UK Business Secretary: Blocking Sites Under DEA Is 'Unworkable'; Time To Add More Exceptions To Copyright
from the about-time dept
Well, well. When the Hargreaves Report came out in the UK, we wondered if it would follow the same path as the similar Gowers Report, in which the government thanked everyone involved, but failed to follow through. That might not be happening in this case. UK Business Secretary Vince Cable is apparently moving forward in trying to back many of the recommendations in the Hargreaves Report. As we noted, the report is quite tame. It doesn’t go nearly as far as many of us would have liked, but it is surprising in that it supports greater exceptions under copyright law.
In fact, part of Cable’s statement is that blocking websites under the Digital Economy Act is “unworkable.” Such sense from politicians? That’s a surprise. He’s also going to move to finally make it official that folks in the UK can rip their own CDs without breaking the law.
Of course, as I predicted when the Hargreaves Report first came out… the usual suspects are freaking out about all of this.

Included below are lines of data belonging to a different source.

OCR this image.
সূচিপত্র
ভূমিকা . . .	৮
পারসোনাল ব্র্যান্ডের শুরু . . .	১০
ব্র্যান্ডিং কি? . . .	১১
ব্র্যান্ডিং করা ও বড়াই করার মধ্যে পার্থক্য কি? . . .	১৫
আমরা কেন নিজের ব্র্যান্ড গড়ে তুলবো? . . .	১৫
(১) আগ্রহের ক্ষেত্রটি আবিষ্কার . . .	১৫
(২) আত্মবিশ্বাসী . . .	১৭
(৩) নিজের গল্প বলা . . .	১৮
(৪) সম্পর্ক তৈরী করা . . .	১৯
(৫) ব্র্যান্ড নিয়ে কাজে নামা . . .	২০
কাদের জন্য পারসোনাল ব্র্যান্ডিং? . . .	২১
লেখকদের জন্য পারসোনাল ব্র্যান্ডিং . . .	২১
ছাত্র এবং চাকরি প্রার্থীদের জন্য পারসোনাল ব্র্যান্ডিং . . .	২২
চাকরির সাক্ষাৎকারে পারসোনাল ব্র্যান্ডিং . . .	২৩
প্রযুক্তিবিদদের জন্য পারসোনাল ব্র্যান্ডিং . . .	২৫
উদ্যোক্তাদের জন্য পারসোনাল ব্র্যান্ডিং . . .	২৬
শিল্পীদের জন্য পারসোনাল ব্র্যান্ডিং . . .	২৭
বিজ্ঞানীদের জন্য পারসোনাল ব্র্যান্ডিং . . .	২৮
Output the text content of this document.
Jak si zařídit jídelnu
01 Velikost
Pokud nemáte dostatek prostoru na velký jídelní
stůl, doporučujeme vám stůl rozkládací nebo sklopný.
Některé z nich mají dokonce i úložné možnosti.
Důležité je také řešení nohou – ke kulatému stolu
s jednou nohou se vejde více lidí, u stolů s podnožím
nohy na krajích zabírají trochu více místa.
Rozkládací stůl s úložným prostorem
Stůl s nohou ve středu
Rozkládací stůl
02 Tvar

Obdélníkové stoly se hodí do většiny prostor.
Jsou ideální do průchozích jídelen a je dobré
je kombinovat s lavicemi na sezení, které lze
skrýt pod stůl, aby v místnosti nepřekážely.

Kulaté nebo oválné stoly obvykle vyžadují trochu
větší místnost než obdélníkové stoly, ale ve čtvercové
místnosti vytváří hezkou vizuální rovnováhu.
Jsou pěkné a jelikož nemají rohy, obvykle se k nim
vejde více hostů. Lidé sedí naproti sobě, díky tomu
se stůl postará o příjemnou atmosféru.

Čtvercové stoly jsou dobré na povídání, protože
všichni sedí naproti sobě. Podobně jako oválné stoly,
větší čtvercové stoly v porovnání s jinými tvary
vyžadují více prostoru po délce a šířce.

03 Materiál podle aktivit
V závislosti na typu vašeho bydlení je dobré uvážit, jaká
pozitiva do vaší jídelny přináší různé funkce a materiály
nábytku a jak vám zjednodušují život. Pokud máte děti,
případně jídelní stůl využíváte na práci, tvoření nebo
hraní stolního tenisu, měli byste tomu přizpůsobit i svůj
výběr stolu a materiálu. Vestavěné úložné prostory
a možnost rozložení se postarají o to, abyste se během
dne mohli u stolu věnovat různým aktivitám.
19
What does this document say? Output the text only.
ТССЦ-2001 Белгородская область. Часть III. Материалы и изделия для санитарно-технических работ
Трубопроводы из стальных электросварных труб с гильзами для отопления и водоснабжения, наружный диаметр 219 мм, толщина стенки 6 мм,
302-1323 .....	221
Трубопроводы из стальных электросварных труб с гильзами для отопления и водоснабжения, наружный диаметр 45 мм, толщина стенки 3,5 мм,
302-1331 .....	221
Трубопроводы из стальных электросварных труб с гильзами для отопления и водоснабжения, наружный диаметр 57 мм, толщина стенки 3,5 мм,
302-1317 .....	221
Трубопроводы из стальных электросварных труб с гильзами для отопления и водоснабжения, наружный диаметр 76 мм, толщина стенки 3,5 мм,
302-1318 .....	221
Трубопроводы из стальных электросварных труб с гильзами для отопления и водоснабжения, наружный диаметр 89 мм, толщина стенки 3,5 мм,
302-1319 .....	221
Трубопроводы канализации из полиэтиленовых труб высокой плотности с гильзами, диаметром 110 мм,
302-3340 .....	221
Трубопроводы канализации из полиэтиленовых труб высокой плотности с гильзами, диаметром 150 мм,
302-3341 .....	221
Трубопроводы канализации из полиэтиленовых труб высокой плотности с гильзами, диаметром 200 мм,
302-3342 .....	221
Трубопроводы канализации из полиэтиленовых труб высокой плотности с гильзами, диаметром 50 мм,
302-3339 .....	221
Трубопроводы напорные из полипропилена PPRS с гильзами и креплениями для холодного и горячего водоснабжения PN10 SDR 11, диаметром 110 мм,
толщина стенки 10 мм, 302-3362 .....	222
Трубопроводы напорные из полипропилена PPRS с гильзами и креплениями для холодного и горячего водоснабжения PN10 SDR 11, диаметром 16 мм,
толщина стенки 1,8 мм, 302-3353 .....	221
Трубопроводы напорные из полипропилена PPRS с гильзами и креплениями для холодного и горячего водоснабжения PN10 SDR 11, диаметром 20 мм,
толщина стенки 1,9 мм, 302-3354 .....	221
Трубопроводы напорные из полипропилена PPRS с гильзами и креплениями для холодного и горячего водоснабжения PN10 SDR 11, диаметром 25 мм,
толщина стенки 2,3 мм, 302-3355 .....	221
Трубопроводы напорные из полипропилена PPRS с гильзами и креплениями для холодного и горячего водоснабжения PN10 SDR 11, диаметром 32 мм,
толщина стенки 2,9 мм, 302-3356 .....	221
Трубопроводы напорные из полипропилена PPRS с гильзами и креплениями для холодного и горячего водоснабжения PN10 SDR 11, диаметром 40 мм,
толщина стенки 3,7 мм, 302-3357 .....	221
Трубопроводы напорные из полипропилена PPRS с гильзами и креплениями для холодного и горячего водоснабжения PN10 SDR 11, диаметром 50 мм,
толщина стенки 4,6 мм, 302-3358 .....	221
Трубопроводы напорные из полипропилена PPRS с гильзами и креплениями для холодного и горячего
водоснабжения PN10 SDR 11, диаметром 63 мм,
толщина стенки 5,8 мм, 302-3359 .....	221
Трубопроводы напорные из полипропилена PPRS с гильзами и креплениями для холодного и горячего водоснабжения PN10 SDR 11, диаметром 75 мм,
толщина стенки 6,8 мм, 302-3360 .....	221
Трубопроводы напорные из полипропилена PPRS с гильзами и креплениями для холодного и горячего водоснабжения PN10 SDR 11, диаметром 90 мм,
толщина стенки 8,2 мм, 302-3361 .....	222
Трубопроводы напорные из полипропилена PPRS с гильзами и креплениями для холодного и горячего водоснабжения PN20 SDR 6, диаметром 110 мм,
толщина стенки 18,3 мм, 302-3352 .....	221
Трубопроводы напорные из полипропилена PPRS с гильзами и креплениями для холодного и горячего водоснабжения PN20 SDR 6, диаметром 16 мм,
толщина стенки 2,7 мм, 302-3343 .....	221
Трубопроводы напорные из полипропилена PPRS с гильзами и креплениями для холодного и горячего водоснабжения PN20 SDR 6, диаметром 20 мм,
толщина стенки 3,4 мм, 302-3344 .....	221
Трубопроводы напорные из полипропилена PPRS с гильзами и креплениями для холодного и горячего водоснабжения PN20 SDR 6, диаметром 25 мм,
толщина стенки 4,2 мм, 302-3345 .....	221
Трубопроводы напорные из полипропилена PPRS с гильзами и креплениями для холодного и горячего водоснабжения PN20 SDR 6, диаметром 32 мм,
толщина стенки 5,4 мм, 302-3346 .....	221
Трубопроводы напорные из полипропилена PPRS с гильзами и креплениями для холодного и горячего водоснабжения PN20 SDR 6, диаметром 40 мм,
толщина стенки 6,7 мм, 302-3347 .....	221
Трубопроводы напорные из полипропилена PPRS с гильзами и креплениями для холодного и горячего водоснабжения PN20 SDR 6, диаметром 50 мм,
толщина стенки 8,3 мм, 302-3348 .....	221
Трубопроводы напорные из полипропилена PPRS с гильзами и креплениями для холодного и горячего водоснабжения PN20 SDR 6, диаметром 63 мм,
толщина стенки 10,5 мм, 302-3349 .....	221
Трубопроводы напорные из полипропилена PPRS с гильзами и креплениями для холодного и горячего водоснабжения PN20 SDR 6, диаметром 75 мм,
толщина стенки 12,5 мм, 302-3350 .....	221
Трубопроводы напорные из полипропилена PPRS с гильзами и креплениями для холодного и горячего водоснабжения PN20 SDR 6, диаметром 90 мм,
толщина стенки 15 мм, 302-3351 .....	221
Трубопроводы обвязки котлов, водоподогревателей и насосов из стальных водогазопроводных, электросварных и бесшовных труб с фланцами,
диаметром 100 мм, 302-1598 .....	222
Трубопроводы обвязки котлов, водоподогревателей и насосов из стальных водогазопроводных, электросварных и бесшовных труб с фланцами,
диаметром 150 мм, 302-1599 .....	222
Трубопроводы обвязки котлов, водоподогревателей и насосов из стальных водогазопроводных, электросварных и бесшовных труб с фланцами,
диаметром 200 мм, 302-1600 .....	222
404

Lavinia Carey, director-general of the British Video Association, said such a change would be ?extremely damaging?.
?It?s for the rights owner to decide how to offer the [digital] copy,? she said. ?People will find it much harder to forecast revenues to investors who are looking at funding new projects.?
This strikes me as disingenuous. Saying that it’s “up to the rightsholder” is an interpretation of the law that assumes the rightsholder has full control. Yet, the law does not say that. And furthermore, the entire point of this discussion is to figure out who it’s really up to, so just declaring that it’s entirely up to the rightsholder, when that’s the point of the discussion, seems misleading. And the clear argument here is that the law should be clear that consumers have rights to make their own personal copies of media they have legally obtained. Claiming that this will hurt investment in the industry is pure nonsense. It’s FUD from an industry that still refuses to adapt to what the technology allows.